Hal ini karena negara menganut paham sekuler (kebebasan) yang memisahkan agama dari kehidupan sehingga membuat masyarakat tidak menstandarkan perbuatannya pada halal-haram. Mereka hanya sibuk mengumpulkan uang tanpa memperhatikan nilai keberkahan. Bahkan, bisnis haram pun dijadikan usaha untuk meraup keuntungan.
Oleh karena itu, memberantas judi online makin susah dan kasusnya terus meningkat. Upaya pencegahan pun turut dilakukan, tetapi tidak pernah mampu memberantas sampai ke akarnya. Apalagi dengan adanya pajak dari judi online, maka akan makin sulit untuk diberantas karena hal ini merupakan keuntungan yang sulit diabaikan oleh sistem kapitalisme.

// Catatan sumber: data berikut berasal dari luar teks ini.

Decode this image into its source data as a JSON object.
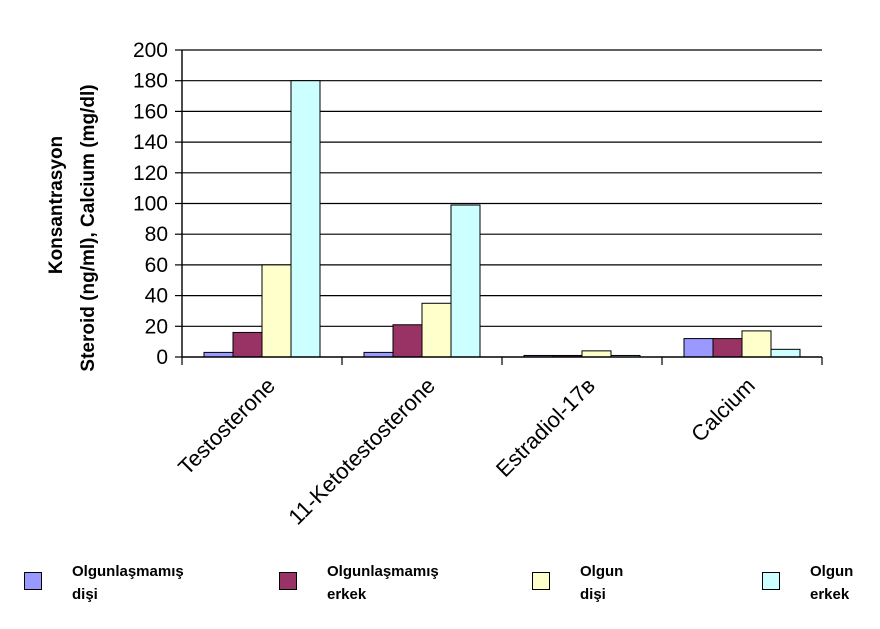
{
  "chart_data": {
    "type": "bar",
    "categories": [
      "Testosterone",
      "11-Ketotestosterone",
      "Estradiol-17ʙ",
      "Calcium"
    ],
    "series": [
      {
        "name": "Olgunlaşmamış dişi",
        "label_lines": [
          "Olgunlaşmamış",
          "dişi"
        ],
        "color": "#9999ff",
        "values": [
          3,
          3,
          1,
          12
        ]
      },
      {
        "name": "Olgunlaşmamış erkek",
        "label_lines": [
          "Olgunlaşmamış",
          "erkek"
        ],
        "color": "#993366",
        "values": [
          16,
          21,
          1,
          12
        ]
      },
      {
        "name": "Olgun dişi",
        "label_lines": [
          "Olgun",
          "dişi"
        ],
        "color": "#ffffcc",
        "values": [
          60,
          35,
          4,
          17
        ]
      },
      {
        "name": "Olgun erkek",
        "label_lines": [
          "Olgun",
          "erkek"
        ],
        "color": "#ccffff",
        "values": [
          180,
          99,
          1,
          5
        ]
      }
    ],
    "title": "",
    "xlabel": "",
    "ylabel_lines": [
      "Konsantrasyon",
      "Steroid (ng/ml), Calcium (mg/dl)"
    ],
    "ylim": [
      0,
      200
    ],
    "yticks": [
      0,
      20,
      40,
      60,
      80,
      100,
      120,
      140,
      160,
      180,
      200
    ],
    "grid": true,
    "legend_position": "bottom"
  }
}
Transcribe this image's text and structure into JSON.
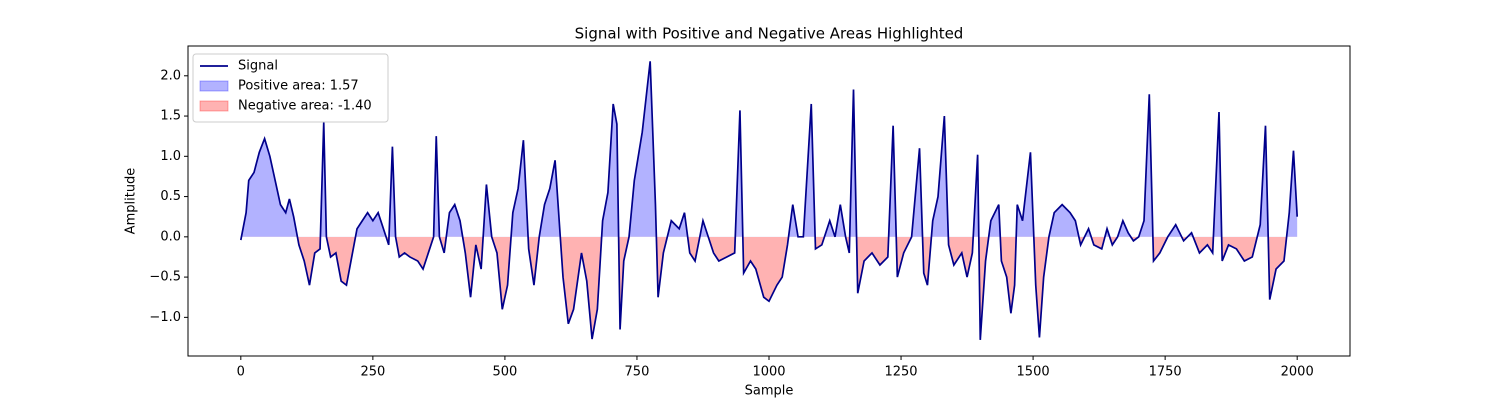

Berbeda dengan Islam. Islam menetapkan judi hukumnya haram dalam bentuk apa pun, sebagaimana firman Allah Swt., “Sesungguhnya minuman keras (khamar), berjudi, (berkurban untuk) berhala, dan mengundi nasib dengan panah adalah perbuatan keji dan termasuk perbuatan setan. Maka jauhilah perbuatan-perbuatan itu agar kamu beruntung.” (QS Al-Maidah: 90).
Selain itu, di dalam sistem Islam, terdapat 3 pilar dalam memberantas kemaksiatan, yaitu ketakwaan individu, kontrol masyarakat berupa amar makruf nahi mungkar antar sesama, dan kewajiban negara dalam menerapkan aturan Islam secara kafah. Sanksi tindak pidana perjudian ditegakkan layaknya sanksi khamar berupa 40 kali cambuk, ada juga yang berpendapat hingga 80 kali cambukan.
Ketika negara menerapkan sistem Islam dan sanksi (uqubat), maka akan lebih mudah dalam memberantas judi, baik itu online maupun offline. Ini karena hukum Islam memberikan efek zawajir (pencegah) dan jawabir (penebus dosa).
Diperkuat pula dengan sistem pendidikan Islam sehingga mampu membentuk kepribadian Islam pada generasi. Fondasi yang kuat berasaskan akidah Islam menghadirkan kesadaran pada generasi untuk senantiasa taat, amanah, dan selalu menstandarkan perbuatan pada hukum syarak.
Dengan demikian, individu dan masyarakat akan terbebas dari judi online ketika ada negara yang menaunginya, yakni Daulah Khil4f4h Islamiah. Negara inilah yang akan menerapkan aturan Islam secara kafah dalam kehidupan. Wallahu a’lam.